The Standard of Review

Appellate courts do not retry cases; they review what the trial court did. On some issues, the appellate courts are very deferential to the trial court; on other issues, the appellate court exercises its own independent judgment without giving any weight to the trial court's decision. The relevant standard of review determines how deferential the appellate court is for a particular issue. The following discussion shows the importance of keeping the standard of review in mind when writing a brief or arguing a case.


Date sent: Sat, 13 Sep 97

I ALWAYS include a Standard of Review section first in my argument section, even in state courts where it is not required. For example, if it were an appeal from a summary judgment, I knew that I would be required to read the appellant's Statement of Facts in the light most favorable to the appellant. That can make a big difference in how one reads the Statement of Facts. If the appellee were to start arguing that the facts were wrong, it would certainly start to look like there were some issue of fact. Of course, one of the best appellant's briefs I ever read [as a clerk on the Alabama Supreme Court] managed to convince me there was a genuine issue of material fact--until I read the appellee's brief. If that appellee had retained a less competent attorney, he might have had his summary judgment reversed, simply because the appellant's attorney did such a good job.


Date sent: Tue, 28 Oct 97

Approximately one year ago, four colleagues and I, each representing a defendant in a complex first degree murder case in the Court of Appeal in Los Angeles, sat through two hours of argument before our case was called. Each of us is an experienced appellate practitioner and the bulk of all of our practices is criminal appeals, although several of us have civil background as well. All but one of the matters on calendar were civil.

We were all appalled at the number of lawyers who stood before the Court that day, reargued the facts, and seemed to have no understanding of the substantial evidence standard. In fact, few -- if any -- of the matters which preceded us actually involved issues of law.

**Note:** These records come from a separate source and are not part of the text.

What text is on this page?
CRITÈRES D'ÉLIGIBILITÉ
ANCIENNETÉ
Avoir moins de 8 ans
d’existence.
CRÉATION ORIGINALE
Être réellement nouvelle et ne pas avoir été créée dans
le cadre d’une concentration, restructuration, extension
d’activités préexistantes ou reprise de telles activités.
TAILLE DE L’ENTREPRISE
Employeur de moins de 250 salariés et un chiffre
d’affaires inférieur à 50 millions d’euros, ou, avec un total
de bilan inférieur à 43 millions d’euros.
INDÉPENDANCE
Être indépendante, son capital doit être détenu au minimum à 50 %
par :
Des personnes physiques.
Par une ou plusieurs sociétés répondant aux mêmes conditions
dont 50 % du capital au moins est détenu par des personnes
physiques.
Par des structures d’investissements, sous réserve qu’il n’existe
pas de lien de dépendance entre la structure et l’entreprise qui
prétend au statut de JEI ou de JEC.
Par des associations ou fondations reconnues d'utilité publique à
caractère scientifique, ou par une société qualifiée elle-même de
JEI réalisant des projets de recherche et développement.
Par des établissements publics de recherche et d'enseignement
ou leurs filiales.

It would be very refreshing to see our state appellate courts issue an opinion similar to N/S Corp v. Liberty Mutual. None of these lawyers was serving his or her client's interest.


Date sent: Wed, 29 Oct 97

I think the occasional well-timed article in a bar publication devoted to litigation in general would help. A short, unscholarly piece I did on the various standards of appellate review appeared in the North Carolina Bar Association Litigation Section's newsletter several years ago. I have been getting appreciative comments on the article ever since, even though it said nothing that wasn't apparent to anyone practicing seriously in the appellate area.


Date sent: 29 Oct 1997

In New York the problem is more complicated. Our Court of Appeals has no power to review any facts except in death penalty cases. The Second Circuit, of course, cannot review any fact finding that is supported by the evidence. Our Appellate Division, however, has the power to review the weight of the evidence, probably the broadest fact review power of any appellate court in the country. There are far too many lawyers who brief and argue appeals who do not even know that the powrers of the courts are diferrent.



The above discussion was taken from the Appellate Law Discussion list and edited.